Mud creates an unhealthy environment for horses. Mud harbors bacteria, fungal organisms and other pathogens that cause abscesses, scratches, rain scald, and thrush.

The effects of repeated wet/dry conditions are damaging to hoof structure and can cause general unthriftiness. Mud is a breeding ground for insects, such as cullicoides (“no-see-ums”), filth flies, and mosquitoes. Insects are not only annoying; they can carry diseases and can cause allergic reactions. When fed on muddy ground, horses can ingest dirt or sand particles with hay, leading to sand colic, a very serious digestive order. Plus mud creates a slick, unsafe footing, increasing the risk of injury--for horses and humans!

And every horse person knows that mud is inconvenient and unpleasant. Mud makes everyday chores difficult. Odors, flies and just the sight of mud lowers the desirability of a property for customers and neighbors.

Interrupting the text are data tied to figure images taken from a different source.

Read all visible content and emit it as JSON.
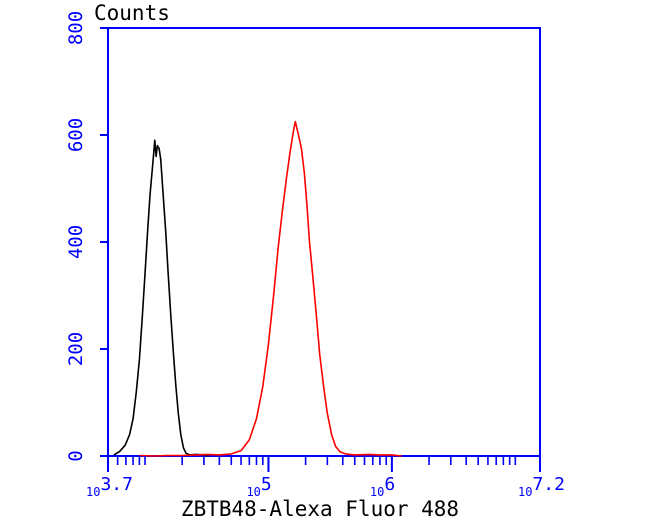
{
  "chart_data": {
    "type": "line",
    "ylabel": "Counts",
    "xlabel": "ZBTB48-Alexa Fluor 488",
    "x_scale": "log",
    "xlim": [
      5011.87,
      15848932
    ],
    "ylim": [
      0,
      800
    ],
    "y_ticks": [
      0,
      200,
      400,
      600,
      800
    ],
    "y_tick_labels": [
      "0",
      "200",
      "400",
      "600",
      "800"
    ],
    "x_tick_labels": [
      {
        "value": 5011.87,
        "base": "10",
        "exp": "3.7"
      },
      {
        "value": 100000,
        "base": "10",
        "exp": "5"
      },
      {
        "value": 1000000,
        "base": "10",
        "exp": "6"
      },
      {
        "value": 15848932,
        "base": "10",
        "exp": "7.2"
      }
    ],
    "x_minor_ticks": [
      6000,
      7000,
      8000,
      9000,
      10000,
      20000,
      30000,
      40000,
      50000,
      60000,
      70000,
      80000,
      90000,
      200000,
      300000,
      400000,
      500000,
      600000,
      700000,
      800000,
      900000,
      2000000,
      3000000,
      4000000,
      5000000,
      6000000,
      7000000,
      8000000,
      9000000,
      10000000
    ],
    "axis_color": "#0000ff",
    "grid": false,
    "series": [
      {
        "color": "#000000",
        "points": [
          [
            5600,
            2
          ],
          [
            6200,
            8
          ],
          [
            6900,
            20
          ],
          [
            7500,
            40
          ],
          [
            8000,
            70
          ],
          [
            8500,
            120
          ],
          [
            9000,
            180
          ],
          [
            9500,
            260
          ],
          [
            10000,
            340
          ],
          [
            10500,
            420
          ],
          [
            11000,
            490
          ],
          [
            11500,
            540
          ],
          [
            12000,
            590
          ],
          [
            12300,
            560
          ],
          [
            12600,
            580
          ],
          [
            13000,
            575
          ],
          [
            13400,
            555
          ],
          [
            14000,
            490
          ],
          [
            14700,
            420
          ],
          [
            15400,
            340
          ],
          [
            16200,
            260
          ],
          [
            17000,
            190
          ],
          [
            17800,
            130
          ],
          [
            18600,
            80
          ],
          [
            19500,
            40
          ],
          [
            20500,
            15
          ],
          [
            21500,
            5
          ],
          [
            23000,
            2
          ],
          [
            26000,
            3
          ],
          [
            30000,
            2
          ],
          [
            33000,
            0
          ]
        ]
      },
      {
        "color": "#ff0000",
        "points": [
          [
            9000,
            1
          ],
          [
            12000,
            0
          ],
          [
            15000,
            1
          ],
          [
            20000,
            1
          ],
          [
            26000,
            2
          ],
          [
            32000,
            3
          ],
          [
            40000,
            2
          ],
          [
            50000,
            4
          ],
          [
            60000,
            10
          ],
          [
            70000,
            30
          ],
          [
            80000,
            70
          ],
          [
            90000,
            130
          ],
          [
            100000,
            210
          ],
          [
            110000,
            300
          ],
          [
            120000,
            390
          ],
          [
            130000,
            460
          ],
          [
            140000,
            520
          ],
          [
            150000,
            570
          ],
          [
            160000,
            610
          ],
          [
            165000,
            625
          ],
          [
            175000,
            600
          ],
          [
            185000,
            575
          ],
          [
            195000,
            530
          ],
          [
            205000,
            470
          ],
          [
            215000,
            400
          ],
          [
            230000,
            330
          ],
          [
            245000,
            260
          ],
          [
            260000,
            190
          ],
          [
            280000,
            130
          ],
          [
            300000,
            80
          ],
          [
            325000,
            40
          ],
          [
            350000,
            18
          ],
          [
            380000,
            8
          ],
          [
            420000,
            4
          ],
          [
            500000,
            2
          ],
          [
            650000,
            3
          ],
          [
            800000,
            2
          ],
          [
            1000000,
            2
          ],
          [
            1200000,
            0
          ]
        ]
      }
    ]
  }
}
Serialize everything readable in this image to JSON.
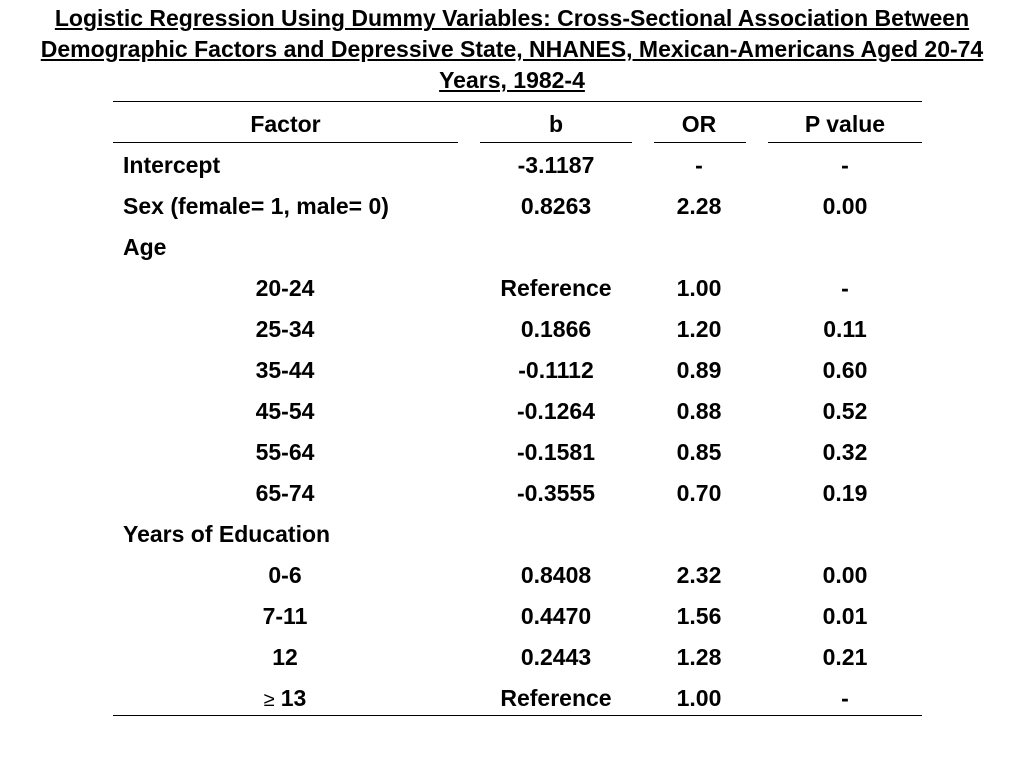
{
  "title": "Logistic Regression Using Dummy Variables: Cross-Sectional Association Between Demographic Factors and Depressive State, NHANES, Mexican-Americans Aged 20-74 Years, 1982-4",
  "headers": {
    "factor": "Factor",
    "b": "b",
    "or": "OR",
    "p": "P value"
  },
  "rows": [
    {
      "factor": "Intercept",
      "b": "-3.1187",
      "or": "-",
      "p": "-"
    },
    {
      "factor": "Sex (female= 1, male= 0)",
      "b": "0.8263",
      "or": "2.28",
      "p": "0.00"
    },
    {
      "factor": "Age",
      "b": "",
      "or": "",
      "p": ""
    },
    {
      "factor": "20-24",
      "b": "Reference",
      "or": "1.00",
      "p": "-"
    },
    {
      "factor": "25-34",
      "b": "0.1866",
      "or": "1.20",
      "p": "0.11"
    },
    {
      "factor": "35-44",
      "b": "-0.1112",
      "or": "0.89",
      "p": "0.60"
    },
    {
      "factor": "45-54",
      "b": "-0.1264",
      "or": "0.88",
      "p": "0.52"
    },
    {
      "factor": "55-64",
      "b": "-0.1581",
      "or": "0.85",
      "p": "0.32"
    },
    {
      "factor": "65-74",
      "b": "-0.3555",
      "or": "0.70",
      "p": "0.19"
    },
    {
      "factor": "Years of Education",
      "b": "",
      "or": "",
      "p": ""
    },
    {
      "factor": "0-6",
      "b": "0.8408",
      "or": "2.32",
      "p": "0.00"
    },
    {
      "factor": "7-11",
      "b": "0.4470",
      "or": "1.56",
      "p": "0.01"
    },
    {
      "factor": "12",
      "b": "0.2443",
      "or": "1.28",
      "p": "0.21"
    },
    {
      "factor": "13",
      "factor_prefix_symbol": "≥",
      "b": "Reference",
      "or": "1.00",
      "p": "-"
    }
  ]
}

Once soil and manure has mixed with water to make mud, it can easily be carried into nearby streams or lakes. Sediment can smother trout and salmon eggs, destroy habitat for insects (a food source for fish), and cover prime spawning areas. Many pollutants, like the nutrients in manure, are also likely to attach to soil particles and be carried into the water.

stall mats

French drains, a deep trench filled with drain rock, can be a useful technique for keeping clean rainwater out of your paddock and reducing mud.
Photo by Alayne Blickle

What You Can Do: Direct and Slow the Flow

If you already have gutters and downspouts on barns and out-buildings and footing in confinement areas but rain is still flowing into confinement areas you may need to consider installing some type of drainage system to divert away surface water flowing towards your barn.

When tackling drainage think "slow the flow." The best and easiest way to reduce surface water is to slow it down. Many times just slowing water down will allow it to infiltrate back into the ground--perhaps all that’s needed to solve a drainage issue. This also helps recharge the natural hydrology of your property including ground water.

Each of these techniques can be useful for keeping clean rainwater out of your paddock and reducing mud:

  • French drain lines
  • Diversion ditches
  • Water bars (like a speed bump for water runoff)
  • Swales (gently sloping depressions or grass-lined waterways)
  • Dry wells

Divert the clean surface water away from your high traffic areas to someplace else on your property where it can soak back into the ground. Possibilities include an unused corner of your pasture, a well-vegetated woods, grassy swales, or other well-vegetated areas.

Never divert to an existing water body as the amount of added water can drastically and unnaturally change water levels. When water levels go up quickly, that increases turbidity and important fish habitat is often ruined or destroyed.